王岗, 郑金海, 徐龙辉, 董文凯. 椭圆形港湾内水波共振的解析解[J]. 工程力学, 2014, 31(4): 252-256. DOI: 10.6052/j.issn.1000-4750.2012.11.0886
引用本文: 王岗, 郑金海, 徐龙辉, 董文凯. 椭圆形港湾内水波共振的解析解[J]. 工程力学, 2014, 31(4): 252-256. DOI: 10.6052/j.issn.1000-4750.2012.11.0886
WANG Gang, ZHENG Jin-hai, XU Long-hui, DONG Wen-kai. AN ANALYTICAL SOLUTION FOR OSCILLATIONS WITHIN AN ELLIPTICAL HARBOR[J]. Engineering Mechanics, 2014, 31(4): 252-256. DOI: 10.6052/j.issn.1000-4750.2012.11.0886
Citation: WANG Gang, ZHENG Jin-hai, XU Long-hui, DONG Wen-kai.
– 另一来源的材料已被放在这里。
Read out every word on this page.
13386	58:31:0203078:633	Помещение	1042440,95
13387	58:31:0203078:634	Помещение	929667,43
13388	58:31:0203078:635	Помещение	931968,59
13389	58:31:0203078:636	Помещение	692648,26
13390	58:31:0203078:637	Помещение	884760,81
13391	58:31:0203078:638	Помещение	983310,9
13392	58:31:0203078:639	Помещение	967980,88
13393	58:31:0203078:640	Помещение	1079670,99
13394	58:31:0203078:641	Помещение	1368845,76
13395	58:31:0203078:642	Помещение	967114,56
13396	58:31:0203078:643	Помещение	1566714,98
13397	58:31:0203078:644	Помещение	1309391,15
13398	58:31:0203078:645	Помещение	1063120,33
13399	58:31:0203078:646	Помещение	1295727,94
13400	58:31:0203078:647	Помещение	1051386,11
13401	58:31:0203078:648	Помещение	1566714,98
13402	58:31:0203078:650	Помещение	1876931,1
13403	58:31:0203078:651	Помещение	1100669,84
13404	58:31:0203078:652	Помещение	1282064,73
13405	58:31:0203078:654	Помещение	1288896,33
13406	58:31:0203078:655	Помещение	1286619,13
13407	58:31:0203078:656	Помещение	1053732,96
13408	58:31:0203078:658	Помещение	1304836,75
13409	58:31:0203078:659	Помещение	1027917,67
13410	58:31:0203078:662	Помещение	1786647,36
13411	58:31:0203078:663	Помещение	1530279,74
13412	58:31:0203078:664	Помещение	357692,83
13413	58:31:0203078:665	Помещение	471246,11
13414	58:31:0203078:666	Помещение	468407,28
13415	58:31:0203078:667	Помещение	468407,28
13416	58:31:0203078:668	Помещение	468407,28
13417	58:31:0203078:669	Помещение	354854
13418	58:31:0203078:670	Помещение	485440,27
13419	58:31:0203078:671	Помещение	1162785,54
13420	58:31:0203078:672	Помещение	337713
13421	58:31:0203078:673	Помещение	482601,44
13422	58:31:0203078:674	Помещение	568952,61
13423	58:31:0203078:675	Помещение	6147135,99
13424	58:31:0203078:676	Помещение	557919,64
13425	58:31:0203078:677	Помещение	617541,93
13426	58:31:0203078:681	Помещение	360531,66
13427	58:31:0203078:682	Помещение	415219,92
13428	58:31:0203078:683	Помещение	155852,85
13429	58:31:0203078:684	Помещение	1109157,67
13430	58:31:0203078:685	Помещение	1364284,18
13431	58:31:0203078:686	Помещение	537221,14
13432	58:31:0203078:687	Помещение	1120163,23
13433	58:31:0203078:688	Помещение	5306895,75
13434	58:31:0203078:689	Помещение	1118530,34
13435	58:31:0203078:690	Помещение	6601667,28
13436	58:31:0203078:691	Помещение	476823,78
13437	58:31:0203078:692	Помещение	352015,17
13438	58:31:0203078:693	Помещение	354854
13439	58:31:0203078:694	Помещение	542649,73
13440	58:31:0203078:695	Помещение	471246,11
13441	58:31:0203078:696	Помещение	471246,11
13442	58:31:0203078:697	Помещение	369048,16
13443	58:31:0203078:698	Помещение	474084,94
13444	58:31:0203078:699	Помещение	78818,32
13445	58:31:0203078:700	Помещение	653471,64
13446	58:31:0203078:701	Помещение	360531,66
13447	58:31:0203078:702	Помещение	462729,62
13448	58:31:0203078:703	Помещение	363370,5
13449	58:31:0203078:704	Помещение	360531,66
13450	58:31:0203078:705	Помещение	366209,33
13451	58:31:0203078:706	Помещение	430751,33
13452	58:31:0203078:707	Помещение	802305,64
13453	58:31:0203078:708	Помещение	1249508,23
AN ANALYTICAL SOLUTION FOR OSCILLATIONS WITHIN AN ELLIPTICAL HARBOR[J]. Engineering Mechanics, 2014, 31(4): 252-256. DOI: 10.6052/j.issn.1000-4750.2012.11.0886

椭圆形港湾内水波共振的解析解

AN ANALYTICAL SOLUTION FOR OSCILLATIONS WITHIN AN ELLIPTICAL HARBOR

  • 摘要: 通过坐标变换将线性长波方程转换为基于椭圆坐标系的水波运动方程,并采用分离变量法分别得到马丢方程描述的极角方向运动方程和拓展型马丢方程描述的径向运动方程。椭圆形港湾内的水波共振可以表示为马丢函数与拓展型马丢函数的乘积。由边界处自由水面法向量梯度为零求得水波共振的特征参数。椭圆形港湾内水波共振的极角方向波节点数与马丢函数的阶数相同,径向波节点数与边界条件相关。

     

    Abstract: A linear function is obtained by transforming the shallow-water wave equation from rectangular coordinates to elliptic coordinates, which gives the ordinary and the modified Mathieu equations respectively to describe oscillations in the polar and the radial directions by applying the method of separation of variables. Oscillations within an elliptical harbor can be described by appropriate products of radial and angular Mathieu functions. Eigenvalues are obtained by implementing the no-flux condition at the boundary. The oscillation is a two dimension distribution, and there are n nodes running in the polar direction, which is the same as the order of the angular Mathieu function; the nodes in radial direction are related with the boundary condition.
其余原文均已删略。